There’s always been a Catch 22 for the custom installation channel when it comes to mass-market retail competition. On one hand, most retail outlets — particularly the big-box stores like Best Buy and Circuit City — often under-serve customers looking to make big purchases like flat-panel TVs, computers, and digital cameras, because of their lack of product training or simple apathy. Even the “installation departments” of these retailers typically provide nothing more than a hang-and-bang attitude with no customer service to speak of.
On the other hand, retail does provide the custom channel a decent recruiting tool for customers who aspire for more quality and better service. Wealthy individuals might walk into a big box store only to reach the conclusion that there must be something better out there. That’s when a word-of-mouth recommendation leads them to a specialty retailer or custom installation firm that can properly educate them about what they really need in their home, work with their builder and interior designer, and train them on how to use their system once it’s installed and integrated.
I bring all of this up after learning from the Boston Globe today that Tweeter is finally done for good, a year after filing for bankruptcy protection with about $165 million in debt. The Canton, Massachusetts, electronics chain is reportedly preparing to close in the next four to six weeks, according to store employees. This bad news comes on the heels of a similarly ominous story that Circuit City has closed 155 of its stores across the country.
Admittedly, retailers like Tweeter and Circuit City have been easy targets for veteran CI guys who take pride in their own work and customer service and find these competitors to be sub par. However, it’s sad to see the slow death of AV retail continue to drag on as consumer spending dries up in the wake of a collapsing U.S. economy. Even with a more affluent demographic as its target, it is hard to imagine that the CI channel won’t feel the repercussions of this news. Yes, hungry consumers always have the Internet for research and even direct purchases, but the retail sales floor and demo showrooms are where the excitement really happens. If every retail outlet dried up, I’m afraid of what that means for the CI channel and consumer electronics as a whole.

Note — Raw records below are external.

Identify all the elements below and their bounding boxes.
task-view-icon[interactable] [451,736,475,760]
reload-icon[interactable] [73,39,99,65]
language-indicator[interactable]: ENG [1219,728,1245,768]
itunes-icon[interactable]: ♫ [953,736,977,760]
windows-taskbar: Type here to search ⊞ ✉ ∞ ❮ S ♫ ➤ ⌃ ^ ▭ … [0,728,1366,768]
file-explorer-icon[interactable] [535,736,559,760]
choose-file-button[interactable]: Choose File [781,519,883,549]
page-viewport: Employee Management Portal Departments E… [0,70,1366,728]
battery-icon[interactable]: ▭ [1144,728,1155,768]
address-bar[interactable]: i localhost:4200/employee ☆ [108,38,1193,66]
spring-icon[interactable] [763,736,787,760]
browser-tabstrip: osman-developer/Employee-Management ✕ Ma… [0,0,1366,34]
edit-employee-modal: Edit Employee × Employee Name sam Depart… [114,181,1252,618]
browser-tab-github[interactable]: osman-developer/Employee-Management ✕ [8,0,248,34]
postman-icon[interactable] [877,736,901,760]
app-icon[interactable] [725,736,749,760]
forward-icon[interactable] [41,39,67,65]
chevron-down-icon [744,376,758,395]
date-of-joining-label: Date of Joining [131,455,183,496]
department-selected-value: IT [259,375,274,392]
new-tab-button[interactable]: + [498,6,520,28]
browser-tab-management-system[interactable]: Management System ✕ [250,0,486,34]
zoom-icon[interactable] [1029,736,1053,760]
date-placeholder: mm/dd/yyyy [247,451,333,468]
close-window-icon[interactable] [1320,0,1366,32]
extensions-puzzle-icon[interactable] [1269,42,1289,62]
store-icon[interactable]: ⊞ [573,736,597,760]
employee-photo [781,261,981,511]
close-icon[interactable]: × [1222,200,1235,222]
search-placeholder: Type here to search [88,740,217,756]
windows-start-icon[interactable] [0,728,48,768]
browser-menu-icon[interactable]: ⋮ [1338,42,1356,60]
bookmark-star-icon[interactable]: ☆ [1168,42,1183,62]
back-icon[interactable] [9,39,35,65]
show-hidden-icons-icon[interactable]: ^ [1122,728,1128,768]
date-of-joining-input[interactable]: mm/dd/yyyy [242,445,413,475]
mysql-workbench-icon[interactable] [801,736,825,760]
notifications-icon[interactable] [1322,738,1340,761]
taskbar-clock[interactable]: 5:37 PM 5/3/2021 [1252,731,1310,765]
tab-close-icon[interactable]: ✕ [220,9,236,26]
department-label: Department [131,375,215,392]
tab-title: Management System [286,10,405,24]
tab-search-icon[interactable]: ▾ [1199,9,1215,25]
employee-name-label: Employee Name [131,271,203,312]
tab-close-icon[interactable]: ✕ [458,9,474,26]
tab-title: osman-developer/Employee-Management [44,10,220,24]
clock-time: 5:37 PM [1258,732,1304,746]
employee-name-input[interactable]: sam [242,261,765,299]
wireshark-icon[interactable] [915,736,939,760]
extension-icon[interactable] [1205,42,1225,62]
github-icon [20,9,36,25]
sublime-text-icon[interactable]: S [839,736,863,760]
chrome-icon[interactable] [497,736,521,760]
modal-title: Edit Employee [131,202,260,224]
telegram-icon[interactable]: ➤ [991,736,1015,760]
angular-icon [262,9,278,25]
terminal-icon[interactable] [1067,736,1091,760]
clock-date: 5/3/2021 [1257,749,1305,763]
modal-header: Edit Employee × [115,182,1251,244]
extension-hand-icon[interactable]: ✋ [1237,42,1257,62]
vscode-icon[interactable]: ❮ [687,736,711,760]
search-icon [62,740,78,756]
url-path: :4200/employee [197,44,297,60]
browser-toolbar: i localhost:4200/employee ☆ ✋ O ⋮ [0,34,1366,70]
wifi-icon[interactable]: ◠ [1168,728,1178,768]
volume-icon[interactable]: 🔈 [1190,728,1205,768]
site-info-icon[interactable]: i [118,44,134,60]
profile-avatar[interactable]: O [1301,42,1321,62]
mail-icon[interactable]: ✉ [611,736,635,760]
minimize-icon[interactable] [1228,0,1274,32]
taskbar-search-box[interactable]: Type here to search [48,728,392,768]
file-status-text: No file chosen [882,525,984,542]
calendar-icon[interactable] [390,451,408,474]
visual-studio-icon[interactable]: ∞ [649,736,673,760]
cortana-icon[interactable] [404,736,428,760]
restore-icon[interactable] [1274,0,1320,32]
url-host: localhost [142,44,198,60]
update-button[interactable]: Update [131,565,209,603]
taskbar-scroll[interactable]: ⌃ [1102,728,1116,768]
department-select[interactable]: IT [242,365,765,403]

Case in point: my Uncle Steve is a typical Midwestern, middle class kind of guy who has always loved his toys. Over the years he never skimped on cars, boats, or any other hobby de jour. He has always purchased the best bass fishing boat, the best trap shooting guns, the best (a biggest) American-made SUVs, and has always has been an early adopter of consumers electronics. Somehow, however, Blu-ray basically passed him by… until last weekend when I received a breathless phone call from him after seeing one in action. He finally got a demo and he could not believe how much better Blu-ray was from the HD cable picture on his 50-inch Sony HDTV at home. He just wanted to share his amazement with me and ask me what I thought. It surprised me a bit that it had taken his so long to see what I agreed was an amazing piece of video technology, so I asked him where he finally got a taste. Wal-mart was his answer. Yes, with the demise of AV retail, Wal-mart might be all that we have left. God help us all.